Here and in a later trip in Austria where Nazi propaganda was disturbing DolIfuss and his colleagues, the author shows himself a keen observer, and gives a clear-cut picture of the feelings of uncertainty and distrust which prevailed in those parts, a state of affairs which anyone living in the settled land of England finds difficult to picture. Journeying farther afield he spent several months in Czechoslovakia. An extraordinarily interesting country this, in which the electric lights and fairly gay life of the capital have made little or no impression in the lives of the peasant classes. Apart from that the population is made up of a number of completely different races, and the author instances a man and wife he met there, one of them Czech and the other Slovak, who could only understand one another when they spoke German. In all these journeys the car was naturally well to the fore, and the amusing way in which the book was written suggests the author as the ideal travelling companion. He is at the same time a critical observer of motoring itself, and we liked his description of the ordinary motorist of our own and other nations. In Berlin he saw ” little cars owned by little men with big cigars in their mouths and no notion of danger in their heads rushing out of right hand lanes (these of course have priority in Germany)— tyres shrieked.” Returning to England and proceeding towards London he saw ” little saloons which rocked and swayed past with no warning from the horn, their tyres splayed out on the corners and their bodies straining away from the light suspension. Their drivers … all seemed in a furious temper.” Finally the Italians ” made themselves a continual

atmosphere of crisis and death. They acted naturally in a crisis because crisis was their natural progression. Every Italian was born a racing driver.”

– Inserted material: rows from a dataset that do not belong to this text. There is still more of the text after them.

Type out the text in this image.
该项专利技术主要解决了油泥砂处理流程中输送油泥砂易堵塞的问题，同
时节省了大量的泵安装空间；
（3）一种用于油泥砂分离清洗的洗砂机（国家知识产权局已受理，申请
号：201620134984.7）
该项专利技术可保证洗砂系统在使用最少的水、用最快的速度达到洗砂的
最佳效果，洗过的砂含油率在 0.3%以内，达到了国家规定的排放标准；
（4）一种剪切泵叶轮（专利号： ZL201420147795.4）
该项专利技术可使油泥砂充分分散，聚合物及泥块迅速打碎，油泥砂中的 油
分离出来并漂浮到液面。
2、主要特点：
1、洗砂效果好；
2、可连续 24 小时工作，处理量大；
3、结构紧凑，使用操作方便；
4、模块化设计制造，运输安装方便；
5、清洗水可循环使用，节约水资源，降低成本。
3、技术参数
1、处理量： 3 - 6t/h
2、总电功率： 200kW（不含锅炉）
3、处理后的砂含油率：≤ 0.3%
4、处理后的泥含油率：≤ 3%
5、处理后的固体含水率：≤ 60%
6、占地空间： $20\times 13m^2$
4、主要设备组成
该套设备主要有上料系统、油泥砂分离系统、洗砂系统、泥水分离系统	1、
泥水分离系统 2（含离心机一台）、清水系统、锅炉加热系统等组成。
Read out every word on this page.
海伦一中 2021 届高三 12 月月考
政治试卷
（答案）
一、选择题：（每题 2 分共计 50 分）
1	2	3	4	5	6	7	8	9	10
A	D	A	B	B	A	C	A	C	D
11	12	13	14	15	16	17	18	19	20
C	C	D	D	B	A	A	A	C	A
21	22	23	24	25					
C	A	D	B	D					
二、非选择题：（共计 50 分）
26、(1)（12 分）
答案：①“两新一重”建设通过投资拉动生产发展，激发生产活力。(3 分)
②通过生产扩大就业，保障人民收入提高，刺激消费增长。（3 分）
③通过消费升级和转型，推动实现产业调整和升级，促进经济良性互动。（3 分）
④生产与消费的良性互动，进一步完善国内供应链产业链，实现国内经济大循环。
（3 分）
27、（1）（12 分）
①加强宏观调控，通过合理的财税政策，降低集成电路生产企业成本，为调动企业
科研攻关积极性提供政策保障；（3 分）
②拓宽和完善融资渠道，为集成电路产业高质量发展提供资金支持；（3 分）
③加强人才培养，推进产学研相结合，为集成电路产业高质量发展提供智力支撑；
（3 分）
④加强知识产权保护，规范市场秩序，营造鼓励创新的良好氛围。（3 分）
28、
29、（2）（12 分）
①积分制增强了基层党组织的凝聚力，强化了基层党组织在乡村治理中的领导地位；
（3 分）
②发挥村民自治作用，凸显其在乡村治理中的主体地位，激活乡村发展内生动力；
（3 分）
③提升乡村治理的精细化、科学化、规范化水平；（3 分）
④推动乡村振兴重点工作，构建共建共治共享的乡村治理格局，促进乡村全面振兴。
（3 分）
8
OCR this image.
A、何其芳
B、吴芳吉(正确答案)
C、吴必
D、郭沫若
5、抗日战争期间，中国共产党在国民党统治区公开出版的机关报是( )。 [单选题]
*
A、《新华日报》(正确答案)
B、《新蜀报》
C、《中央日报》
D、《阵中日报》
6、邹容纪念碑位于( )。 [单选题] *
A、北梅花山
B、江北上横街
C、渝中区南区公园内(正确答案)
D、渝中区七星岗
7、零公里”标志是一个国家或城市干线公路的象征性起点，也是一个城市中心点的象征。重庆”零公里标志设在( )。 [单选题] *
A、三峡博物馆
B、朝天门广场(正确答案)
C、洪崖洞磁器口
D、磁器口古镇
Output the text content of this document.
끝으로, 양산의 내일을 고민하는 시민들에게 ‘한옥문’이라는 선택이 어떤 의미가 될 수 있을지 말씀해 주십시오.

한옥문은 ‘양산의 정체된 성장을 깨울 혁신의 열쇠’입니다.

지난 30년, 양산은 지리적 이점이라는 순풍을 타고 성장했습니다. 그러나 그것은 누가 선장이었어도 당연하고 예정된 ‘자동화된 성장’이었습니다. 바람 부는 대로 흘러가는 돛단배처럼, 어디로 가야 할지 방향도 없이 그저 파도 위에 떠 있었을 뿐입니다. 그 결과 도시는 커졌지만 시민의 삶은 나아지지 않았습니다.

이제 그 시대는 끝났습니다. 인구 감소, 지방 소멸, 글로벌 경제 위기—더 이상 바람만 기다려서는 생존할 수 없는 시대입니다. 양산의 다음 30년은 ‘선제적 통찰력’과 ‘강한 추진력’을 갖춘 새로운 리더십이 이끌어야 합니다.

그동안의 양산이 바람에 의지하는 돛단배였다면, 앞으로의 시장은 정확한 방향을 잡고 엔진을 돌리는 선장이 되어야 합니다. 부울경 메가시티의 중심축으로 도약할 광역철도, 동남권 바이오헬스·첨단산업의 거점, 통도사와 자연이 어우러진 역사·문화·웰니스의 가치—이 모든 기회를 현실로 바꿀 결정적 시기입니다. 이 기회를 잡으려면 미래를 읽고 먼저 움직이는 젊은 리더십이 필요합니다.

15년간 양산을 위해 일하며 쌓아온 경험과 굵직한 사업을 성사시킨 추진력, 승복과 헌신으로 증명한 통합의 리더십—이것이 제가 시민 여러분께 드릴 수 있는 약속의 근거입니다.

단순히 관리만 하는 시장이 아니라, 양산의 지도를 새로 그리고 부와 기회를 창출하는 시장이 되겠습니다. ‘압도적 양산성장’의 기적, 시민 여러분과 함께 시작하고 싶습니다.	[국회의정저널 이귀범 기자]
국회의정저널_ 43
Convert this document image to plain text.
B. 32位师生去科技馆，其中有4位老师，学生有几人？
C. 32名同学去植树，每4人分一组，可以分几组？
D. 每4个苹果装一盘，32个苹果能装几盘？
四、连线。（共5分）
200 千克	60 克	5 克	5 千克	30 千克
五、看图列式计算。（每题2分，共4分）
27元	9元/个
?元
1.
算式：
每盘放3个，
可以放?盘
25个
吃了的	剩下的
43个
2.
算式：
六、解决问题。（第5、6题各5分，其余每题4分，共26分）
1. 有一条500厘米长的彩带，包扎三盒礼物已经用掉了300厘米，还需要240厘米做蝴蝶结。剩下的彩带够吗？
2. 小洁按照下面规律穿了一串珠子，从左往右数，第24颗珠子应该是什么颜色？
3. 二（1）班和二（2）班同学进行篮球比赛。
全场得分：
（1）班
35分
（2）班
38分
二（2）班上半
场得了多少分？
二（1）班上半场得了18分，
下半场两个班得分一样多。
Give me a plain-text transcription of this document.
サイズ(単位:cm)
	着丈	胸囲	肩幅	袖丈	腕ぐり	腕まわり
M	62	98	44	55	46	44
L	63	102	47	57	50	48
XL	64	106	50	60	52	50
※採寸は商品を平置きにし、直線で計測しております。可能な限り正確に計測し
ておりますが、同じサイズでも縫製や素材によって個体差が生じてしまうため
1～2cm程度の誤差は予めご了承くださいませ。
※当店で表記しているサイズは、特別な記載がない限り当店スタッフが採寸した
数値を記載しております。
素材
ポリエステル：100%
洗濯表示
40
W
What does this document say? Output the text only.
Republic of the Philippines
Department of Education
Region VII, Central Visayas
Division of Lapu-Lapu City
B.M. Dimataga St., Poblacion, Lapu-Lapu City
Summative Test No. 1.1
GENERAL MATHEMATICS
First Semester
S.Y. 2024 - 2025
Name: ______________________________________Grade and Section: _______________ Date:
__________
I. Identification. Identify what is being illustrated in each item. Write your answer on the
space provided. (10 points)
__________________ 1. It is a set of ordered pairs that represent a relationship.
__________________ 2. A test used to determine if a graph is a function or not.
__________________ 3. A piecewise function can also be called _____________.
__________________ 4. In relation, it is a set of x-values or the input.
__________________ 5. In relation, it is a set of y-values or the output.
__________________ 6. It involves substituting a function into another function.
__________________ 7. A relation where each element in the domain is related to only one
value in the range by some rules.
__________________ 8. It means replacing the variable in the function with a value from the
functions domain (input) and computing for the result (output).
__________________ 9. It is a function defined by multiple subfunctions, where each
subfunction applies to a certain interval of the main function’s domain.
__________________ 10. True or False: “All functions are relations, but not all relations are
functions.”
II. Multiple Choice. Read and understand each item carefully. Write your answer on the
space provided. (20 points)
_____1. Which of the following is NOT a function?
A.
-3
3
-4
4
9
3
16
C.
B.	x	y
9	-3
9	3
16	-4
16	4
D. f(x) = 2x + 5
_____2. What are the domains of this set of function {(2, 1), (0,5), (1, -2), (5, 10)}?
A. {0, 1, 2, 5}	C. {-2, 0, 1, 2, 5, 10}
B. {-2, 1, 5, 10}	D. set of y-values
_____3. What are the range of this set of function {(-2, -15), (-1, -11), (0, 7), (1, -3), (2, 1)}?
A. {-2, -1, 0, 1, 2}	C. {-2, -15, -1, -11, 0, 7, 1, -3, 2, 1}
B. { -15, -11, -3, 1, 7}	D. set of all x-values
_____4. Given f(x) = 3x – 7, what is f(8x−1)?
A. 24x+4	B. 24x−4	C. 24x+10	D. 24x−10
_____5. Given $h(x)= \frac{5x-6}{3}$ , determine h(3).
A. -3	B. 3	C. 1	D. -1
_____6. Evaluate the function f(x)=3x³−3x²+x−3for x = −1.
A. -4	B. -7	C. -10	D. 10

A ‘final word on the photographs which decorate the book. Instead of being reproduced on shiny ” art,” they are printed direct on the excellent paper used for the text, and as such form an integral part of it, besides gaining from the naturalistic.

point of view. Apart from that the author’s experience of the film studio has stood him in good stead in choosing the ‘• shots ” and the whole forms one of the most enjoyable books we have encountered for a long time.

“Motor Tramp” is published by Jonathan Cape of 30, Bedford Square, London, W.1, and costs eight shillings and sixpence.